Econolinks: EU trade, Spanish wages, Icelandic debt

Catching up after being off around Europe. Here’s a links post.

You may recall that the EU fiscal pact included at least some warm words about the idea of limiting excessive trade surpluses (as well as deficits) within the eurozone. This is progress, but of course the devil is in the detail. The European Commission’s demonologists were called in to work out the detail. Jean Quatremer reports:

Ainsi, la balance des comptes courants est censée être comprise entre – 4% et + 6% du PIB au cours des trois dernières années. Et, miracle, celle de l’Allemagne est de + 5,9 % !

I.e. the reference range is defined as a three-year moving average of the current account balance between -4% and +6% of GDP. Why is it not symmetrical around zero? Not that there’s a specific argument that it should be, but it’s telling…because Germany’s CA surplus is exactly +5.9% of GDP. Trebles all round.

For the first time on record, the share of Spanish GDP accounted for by profits exceeded that accounted for by wages.

Iceland’s cramdown of mortgages exceeding 110% LTV is considered beneficial, at least by Bloomberg and by Lars Christensen of Danske Bank.

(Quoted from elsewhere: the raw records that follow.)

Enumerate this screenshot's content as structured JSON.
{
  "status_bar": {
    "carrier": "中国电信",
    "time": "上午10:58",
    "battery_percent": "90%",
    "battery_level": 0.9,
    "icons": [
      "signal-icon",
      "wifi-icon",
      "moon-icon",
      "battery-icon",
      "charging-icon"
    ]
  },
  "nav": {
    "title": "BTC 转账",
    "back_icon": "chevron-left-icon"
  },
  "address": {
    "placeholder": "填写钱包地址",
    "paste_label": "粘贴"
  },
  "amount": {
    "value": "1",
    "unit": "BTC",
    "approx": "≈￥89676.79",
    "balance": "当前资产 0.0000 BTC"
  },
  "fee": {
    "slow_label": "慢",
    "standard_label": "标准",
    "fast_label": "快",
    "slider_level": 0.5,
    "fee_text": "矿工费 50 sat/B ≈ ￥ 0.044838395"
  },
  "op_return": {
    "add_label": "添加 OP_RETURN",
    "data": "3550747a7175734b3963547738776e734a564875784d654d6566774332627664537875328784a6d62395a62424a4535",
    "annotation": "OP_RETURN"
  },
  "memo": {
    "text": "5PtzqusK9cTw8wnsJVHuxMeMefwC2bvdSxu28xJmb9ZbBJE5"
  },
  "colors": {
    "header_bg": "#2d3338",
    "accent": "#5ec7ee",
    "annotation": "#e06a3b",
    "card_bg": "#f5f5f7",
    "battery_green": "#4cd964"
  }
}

Stimulus? It’ll all go to China. Or not

This new post at VoxEU on the sudden plunge in world trade in 2008-2009 is very interesting. For one thing, it gives us some detail about how the crisis was transmitted around the world, and how this transmission happened between typically supply-side factors (wages are too high, the wrong goods are produced, everyone is suddenly a “zero marginal product worker”) and demand-side ones. It seems that the unprecedently large chunk of world trade that consists of intermediate goods in supply chains played an important part. On this occasion, “The World, On Time” was the last thing anyone wanted.

Another interesting and important point which isn’t explicitly made is that fiscal stimulus didn’t actually “leak” as so many people feared. Countries that carried out substantial stimulus didn’t see their balance of payments get sharply worse. This is because public spending often goes into nontradable goods, and the rest is often spent on home production.

In so far as you want “rebalancing”, then, it doesn’t make sense to think that austerity leads to it.